Timelines, costs and likely outcomes
- Timelines: Reviews can range from weeks to many months. Typical initial staff reviews may be measured in 30–90 days; more complex net-benefit reviews or national security inquiries can extend beyond that. Complex mitigation negotiations add time. Always assume regulatory review will be longer than an ordinary commercial closing timeline.
- Costs: Legal, advisory and compliance costs can be substantial. If mitigation is required, implementing and monitoring undertakings (e.g., ring-fencing data or creating Canadian subsidiaries) adds ongoing expense.
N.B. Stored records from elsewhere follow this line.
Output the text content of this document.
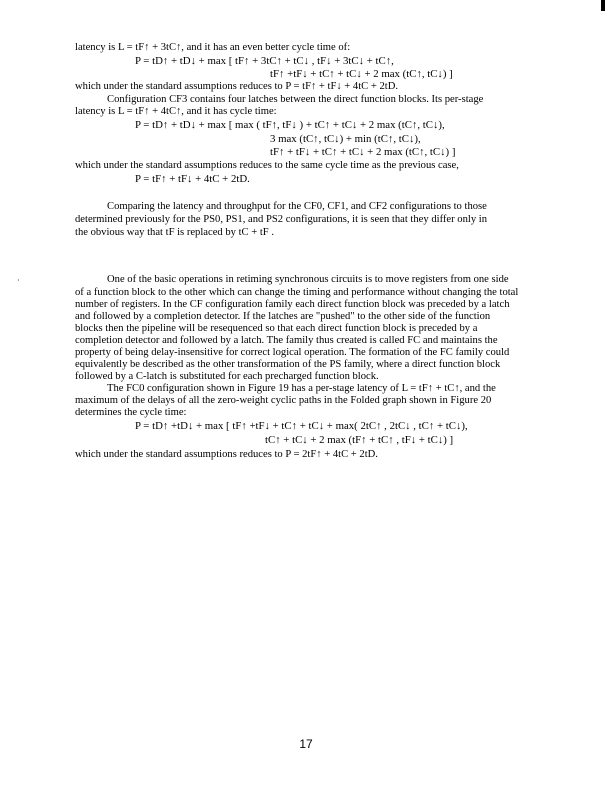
·

latency is L = tF↑ + 3tC↑, and it has an even better cycle time of:

P = tD↑ + tD↓ + max [ tF↑ + 3tC↑ + tC↓ , tF↓ + 3tC↓ + tC↑,

tF↑ +tF↓ + tC↑ + tC↓ + 2 max (tC↑, tC↓) ]

which under the standard assumptions reduces to P = tF↑ + tF↓ + 4tC + 2tD.

Configuration CF3 contains four latches between the direct function blocks. Its per-stage

latency is L = tF↑ + 4tC↑, and it has cycle time:

P = tD↑ + tD↓ + max [ max ( tF↑, tF↓ ) + tC↑ + tC↓ + 2 max (tC↑, tC↓),

3 max (tC↑, tC↓) + min (tC↑, tC↓),

tF↑ + tF↓ + tC↑ + tC↓ + 2 max (tC↑, tC↓) ]

which under the standard assumptions reduces to the same cycle time as the previous case,

P = tF↑ + tF↓ + 4tC + 2tD.

Comparing the latency and throughput for the CF0, CF1, and CF2 configurations to those

determined previously for the PS0, PS1, and PS2 configurations, it is seen that they differ only in

the obvious way that tF is replaced by tC + tF .

One of the basic operations in retiming synchronous circuits is to move registers from one side

of a function block to the other which can change the timing and performance without changing the total

number of registers. In the CF configuration family each direct function block was preceded by a latch

and followed by a completion detector. If the latches are "pushed" to the other side of the function

blocks then the pipeline will be resequenced so that each direct function block is preceded by a

completion detector and followed by a latch. The family thus created is called FC and maintains the

property of being delay-insensitive for correct logical operation. The formation of the FC family could

equivalently be described as the other transformation of the PS family, where a direct function block

followed by a C-latch is substituted for each precharged function block.

The FC0 configuration shown in Figure 19 has a per-stage latency of L = tF↑ + tC↑, and the

maximum of the delays of all the zero-weight cyclic paths in the Folded graph shown in Figure 20

determines the cycle time:

P = tD↑ +tD↓ + max [ tF↑ +tF↓ + tC↑ + tC↓ + max( 2tC↑ , 2tC↓ , tC↑ + tC↓),

tC↑ + tC↓ + 2 max (tF↑ + tC↑ , tF↓ + tC↓) ]

which under the standard assumptions reduces to P = 2tF↑ + 4tC + 2tD.

17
- Outcomes: Possible outcomes include unconditional approval, approval with conditions or undertakings, divestiture orders, or outright prohibition. The national security power has occasionally been used to block transactions outright.
Illustrative cases and lessons
- CNOOC’s acquisition of Nexen (2013): A major cross-border purchase by a Chinese state-owned enterprise that received approval following a public review process. The transaction moved forward with commitments designed to safeguard Canadian operations and investment levels. This example shows that state-affiliated buyers can prevail when they present tangible economic advantages and offer credible assurances.
- Blocked transaction: a proposed takeover of a major construction firm (2018): The federal government halted an attempted acquisition of a Canadian infrastructure company by a prominent foreign state-owned enterprise due to national security concerns. The outcome demonstrates that firms involved in critical infrastructure work may face intervention even if the bidder expresses willingness to adopt mitigation measures.
- Real-estate and provincial measures: British Columbia and Ontario implemented substantial non-resident property taxes and registration obligations in response to mounting housing affordability issues. These provincial actions show that, despite federal investment rules allowing a transaction, regional taxes and restrictions can significantly influence overall deal economics.